25 de julho de 2016 | N° 18590
DAVID COIMBRA
Uma mulher entre dois amigos
Na semana passada, foi comemorado, palidamente, o Dia do Amigo. Não sou de efemérides, mas tenho simpatia por essa data.
A amizade é um sentimento menoscabado. O amor romântico é que rende filmes, poemas, livros e canções. Os caminhoneiros mais brutos, de camisa de física e palito no canto da boca, ouvem que o amor romântico é um tiro certo no seu coração e choram atrás do volante. Tudo ilusão. O amor romântico começa com um fogo que arde sem se ver e termina com delação premiada. Já a amizade, sim, essa pode se tornar incondicional, dependendo do caráter de cada um.
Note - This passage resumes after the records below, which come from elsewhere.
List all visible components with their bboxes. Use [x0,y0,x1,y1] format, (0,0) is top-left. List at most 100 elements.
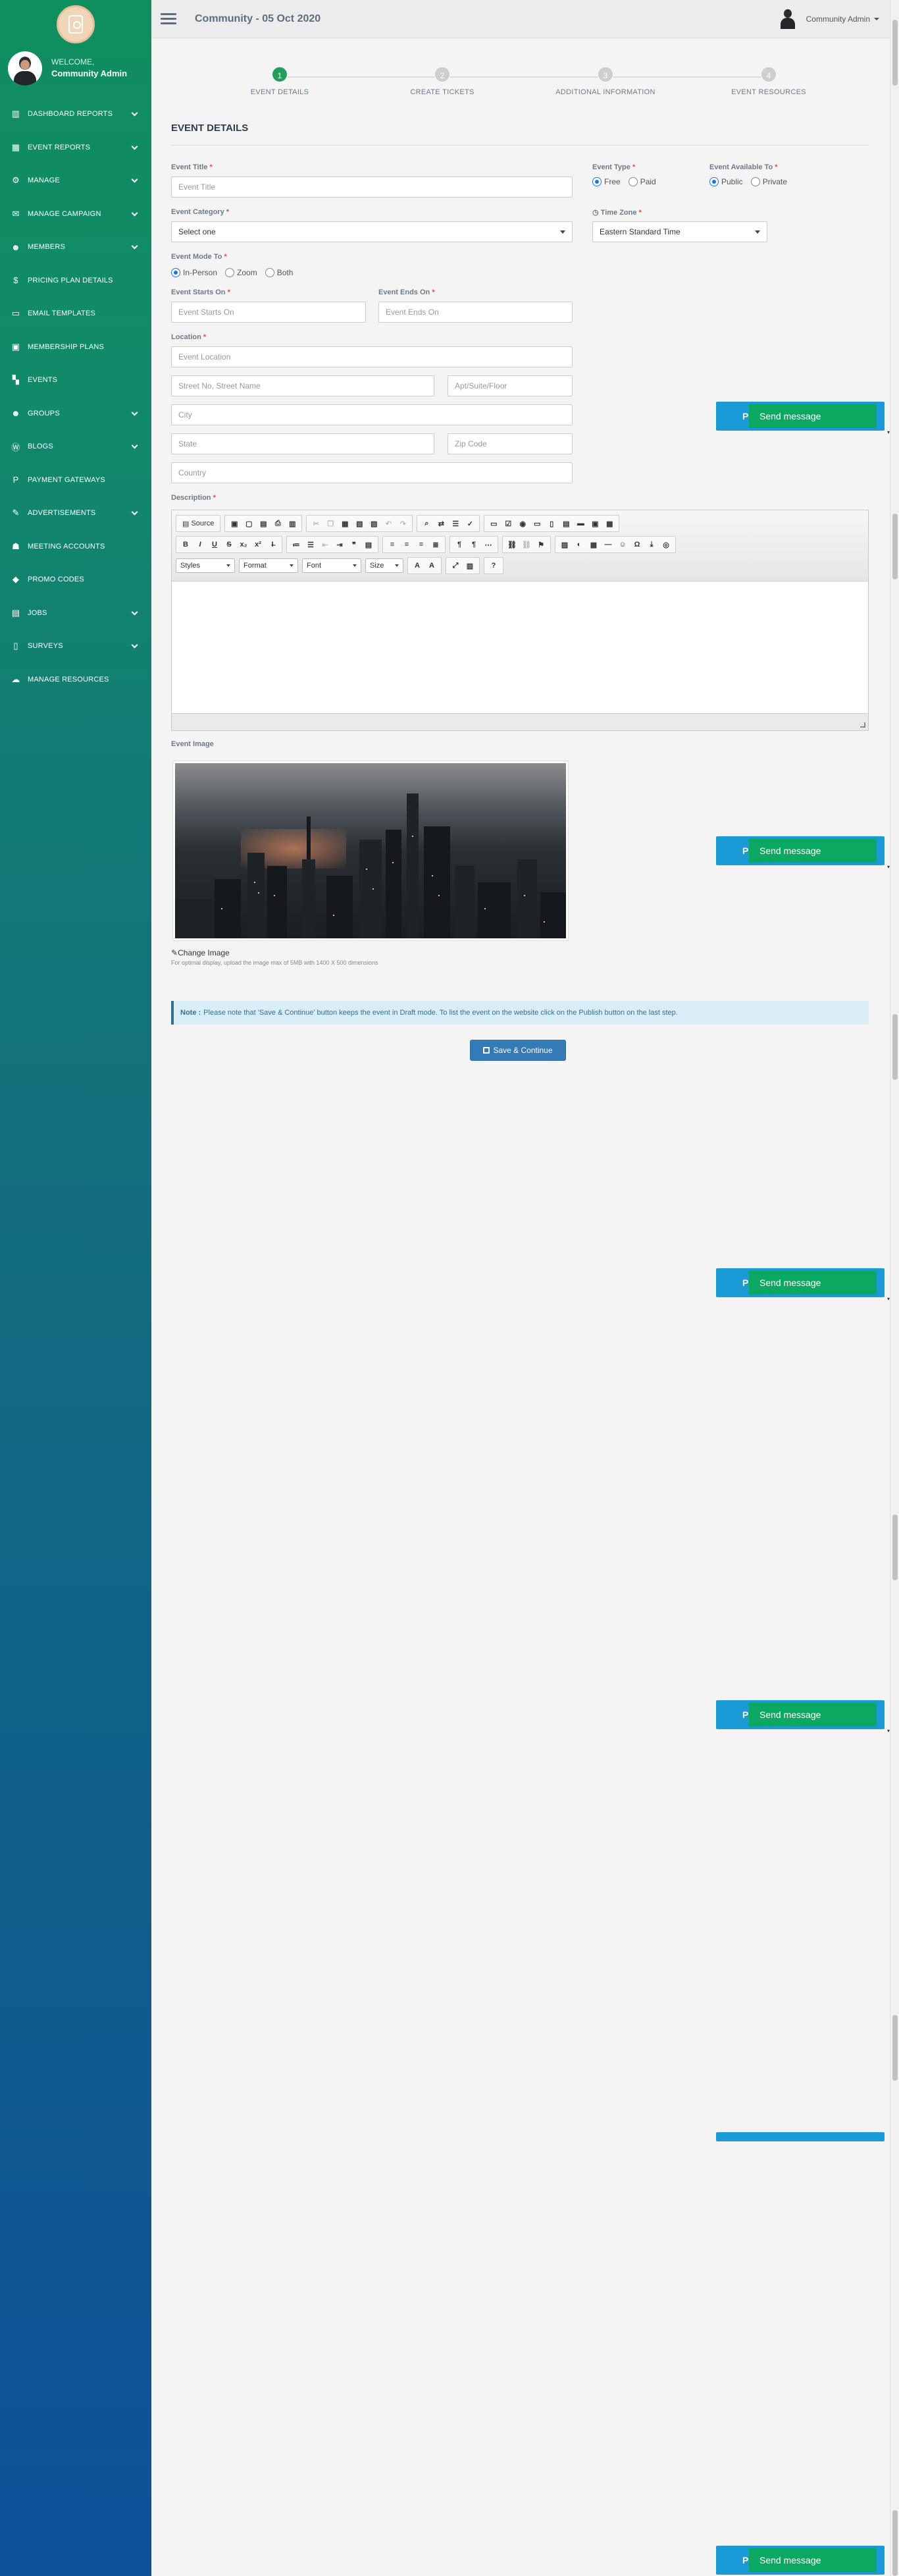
chat-widget-partial[interactable] [716,2132,885,2141]
sidebar-item-groups[interactable]: ☻ GROUPS [0,397,151,431]
chat-widget[interactable]: P Send message ▾ [716,1268,890,1302]
checkbox-icon[interactable]: ☑ [501,516,515,531]
timezone-select[interactable]: Eastern Standard Time [592,221,767,242]
paste-word-icon[interactable]: ▨ [367,516,381,531]
find-icon[interactable]: ⌕ [419,516,434,531]
editor-body[interactable] [172,581,868,713]
resize-handle-icon[interactable] [860,722,865,728]
available-private-radio[interactable]: Private [750,177,787,186]
paste-text-icon[interactable]: ▧ [352,516,367,531]
location-input[interactable]: Event Location [171,346,573,367]
country-input[interactable]: Country [171,462,573,483]
new-page-icon[interactable]: ▢ [242,516,256,531]
sidebar-item-promo-codes[interactable]: ◆ PROMO CODES [0,563,151,597]
redo-icon[interactable]: ↷ [396,516,410,531]
sidebar-item-blogs[interactable]: Ⓦ BLOGS [0,430,151,464]
mode-in-person-radio[interactable]: In-Person [171,268,217,277]
replace-icon[interactable]: ⇄ [434,516,448,531]
numbered-list-icon[interactable]: ≔ [289,537,303,552]
image-icon[interactable]: ▨ [557,537,572,552]
city-input[interactable]: City [171,404,573,425]
bg-color-icon[interactable]: A [424,558,439,573]
align-left-icon[interactable]: ≡ [385,537,399,552]
chat-widget[interactable]: P Send message ▾ [716,402,890,435]
form-icon[interactable]: ▭ [486,516,501,531]
strike-icon[interactable]: S [222,537,236,552]
font-dropdown[interactable]: Font [302,558,361,573]
select-all-icon[interactable]: ☰ [448,516,463,531]
radio-icon[interactable]: ◉ [515,516,530,531]
mode-zoom-radio[interactable]: Zoom [225,268,257,277]
hamburger-menu-icon[interactable] [161,11,176,27]
justify-icon[interactable]: ≣ [428,537,443,552]
event-category-select[interactable]: Select one [171,221,573,242]
hidden-field-icon[interactable]: ▦ [602,516,617,531]
maximize-icon[interactable]: ⤢ [448,558,463,573]
sidebar-item-manage-resources[interactable]: ☁ MANAGE RESOURCES [0,663,151,697]
street-input[interactable]: Street No, Street Name [171,375,434,396]
state-input[interactable]: State [171,433,434,454]
textfield-icon[interactable]: ▭ [530,516,544,531]
sidebar-item-payment-gateways[interactable]: P PAYMENT GATEWAYS [0,464,151,497]
bold-icon[interactable]: B [178,537,193,552]
sidebar-item-event-reports[interactable]: ▦ EVENT REPORTS [0,131,151,165]
zip-input[interactable]: Zip Code [448,433,573,454]
save-icon[interactable]: ▣ [227,516,242,531]
sidebar-item-email-templates[interactable]: ▭ EMAIL TEMPLATES [0,297,151,331]
cut-icon[interactable]: ✂ [309,516,323,531]
link-icon[interactable]: ⛓ [505,537,519,552]
type-free-radio[interactable]: Free [592,177,621,186]
templates-icon[interactable]: ▥ [285,516,299,531]
sidebar-item-pricing-plan-details[interactable]: $ PRICING PLAN DETAILS [0,264,151,298]
bulleted-list-icon[interactable]: ☰ [303,537,318,552]
outdent-icon[interactable]: ⇤ [318,537,332,552]
div-icon[interactable]: ▤ [361,537,376,552]
event-title-input[interactable]: Event Title [171,176,573,198]
align-right-icon[interactable]: ≡ [414,537,428,552]
image-button-icon[interactable]: ▣ [588,516,602,531]
sidebar-item-membership-plans[interactable]: ▣ MEMBERSHIP PLANS [0,331,151,364]
page-break-icon[interactable]: ⤓ [644,537,659,552]
undo-icon[interactable]: ↶ [381,516,396,531]
sidebar-item-events[interactable]: ▚ EVENTS [0,363,151,397]
mode-both-radio[interactable]: Both [265,268,293,277]
select-field-icon[interactable]: ▤ [559,516,573,531]
event-starts-input[interactable]: Event Starts On [171,302,366,323]
spellcheck-icon[interactable]: ✓ [463,516,477,531]
button-field-icon[interactable]: ▬ [573,516,588,531]
textarea-icon[interactable]: ▯ [544,516,559,531]
send-message-button[interactable]: Send message [749,839,877,863]
sidebar-item-jobs[interactable]: ▤ JOBS [0,597,151,630]
preview-icon[interactable]: ▤ [256,516,270,531]
chat-widget[interactable]: P Send message ▾ [716,836,890,870]
copy-icon[interactable]: ❐ [323,516,338,531]
apt-input[interactable]: Apt/Suite/Floor [448,375,573,396]
show-blocks-icon[interactable]: ▥ [463,558,477,573]
flash-icon[interactable]: ◐ [572,537,586,552]
chat-widget[interactable]: P Send message ▾ [716,1700,890,1734]
styles-dropdown[interactable]: Styles [176,558,235,573]
help-icon[interactable]: ? [486,558,501,573]
unlink-icon[interactable]: ⛓ [519,537,534,552]
rtl-icon[interactable]: ¶ [467,537,481,552]
italic-icon[interactable]: I [193,537,207,552]
paste-icon[interactable]: ▦ [338,516,352,531]
subscript-icon[interactable]: x₂ [236,537,251,552]
print-icon[interactable]: ⎙ [270,516,285,531]
format-dropdown[interactable]: Format [239,558,298,573]
step-additional-information[interactable]: 3 ADDITIONAL INFORMATION [540,66,671,96]
align-center-icon[interactable]: ≡ [399,537,414,552]
send-message-button[interactable]: Send message [749,1271,877,1295]
text-color-icon[interactable]: A [410,558,424,573]
underline-icon[interactable]: U [207,537,222,552]
send-message-button[interactable]: Send message [749,404,877,428]
iframe-icon[interactable]: ◎ [659,537,673,552]
save-continue-button[interactable]: Save & Continue [470,1040,566,1061]
superscript-icon[interactable]: x² [251,537,265,552]
event-ends-input[interactable]: Event Ends On [378,302,573,323]
type-paid-radio[interactable]: Paid [628,177,656,186]
indent-icon[interactable]: ⇥ [332,537,347,552]
logo[interactable] [0,0,151,49]
sidebar-item-dashboard-reports[interactable]: ▥ DASHBOARD REPORTS [0,97,151,131]
chat-widget[interactable]: P Send message [716,2546,885,2575]
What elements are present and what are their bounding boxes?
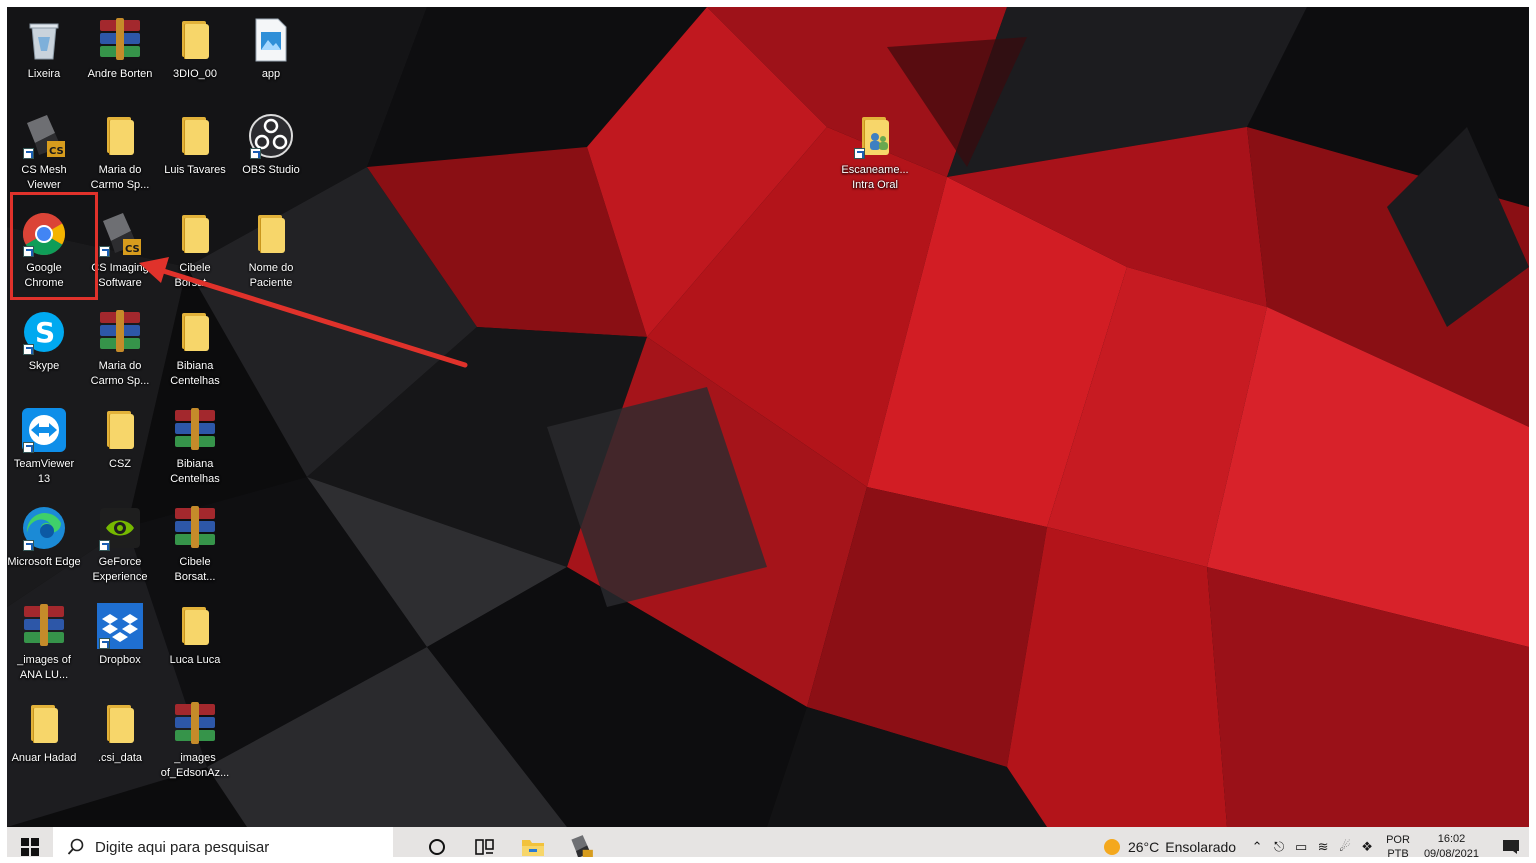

Nesse Dia do Amigo, 20 de julho, recebi um vídeo em que o velho BB King faz uma declaração de amor a Eric Clapton. Um troço tocante. Refestelado de cima de seus 81 anos de idade, em frente à multidão que o ouvia tocar, ele interrompeu o show, olhou para Clapton, que estava ao lado do palco, e avisou que iria dizer algumas palavras que talvez o constrangessem. Contou como se conheceram. E encerrou:
– Que eu viva para sempre, mas que você viva para sempre e um dia a mais, porque eu odiaria estar aqui quando você se fosse.
Não bastasse, pingou um P.S.:
– Que a última voz que eu ouça seja a sua, dizendo que foi meu amigo.
Esse depoimento diz muito acerca de ambos. BB King por ser capaz de sentir tal afeto, Clapton por ser capaz de despertar tal afeto.
Diz mais: diz que o homem, com o aumento de seus anos de vida e, talvez, de sua sabedoria, pode aprender o real valor da amizade. Porque, quatro décadas antes, Clapton cometeu o erro de arriscar uma amizade por um amor romântico.
Ele se apaixonou pela mulher de George Harrison, um de seus melhores amigos.
O vórtice desse remoinho amoroso era uma loirinha chamada Pattie. Hoje, observando suas fotos, ela não me passa a impressão de ser assim tão especial, mas Clapton disse que foi a mulher mais linda que já havia visto.
Não foi só por isso que a cobiçou, é claro. Nem por sua provável beleza interior. Foi porque ela era mulher de um beatle, um homem rico, famoso e poderoso. O próprio Clapton admite essa fraqueza numa biografia que lançou há alguns anos.
O fato é que Clapton começou não apenas a espadanar, mas também a se refocilar com a mulher do amigo. Até que o amigo descobriu.
Harrison, então, convidou Clapton para um encontro em sua mansão. Clapton foi. Chegando lá, Harrison apontou para duas guitarras e dois amplificadores que estavam apoiados na parede.
– Vamos tocar – propôs. Era uma espécie de duelo. Tocaram durante duas horas. Dois semideuses do rock se enfrentando. E Clapton venceu.
O escritor John Hurt testemunhou a cena e disse que foi assim que aconteceu. Em seu livro, Clapton tergiversa um pouco, diz que eles estavam apenas tocando, e não disputando mulher. De qualquer forma, Clapton acabou ficando com Pattie e um grande e justificado sentimento de culpa. Para aliviar a consciência, ele deu a Harrison uma guitarra de cor cereja, sua preferida, que ele chamava de Lucy.
Harrison adorou. Em pouco tempo, Lucy também se tornou sua guitarra principal.
Um dia, quando Harrison tocava nos Estados Unidos, Lucy foi roubada, vendida a uma loja de penhores e comprada por um músico mexicano. Harrison mobilizou metade da polícia americana, localizou-a e, para reavê-la, deu ao mexicano duas outras boas guitarras.
Harrison jamais se separou de Lucy. Clapton acabou se separando de Pattie. Quem saiu ganhando?
Foi assim, imagino, que Clapton aprendeu, como BB King demonstrou depois: a qualidade de um homem deve ser avaliada pelos amigos que tem. Não pela qualidade dos amigos; pela qualidade das amizades.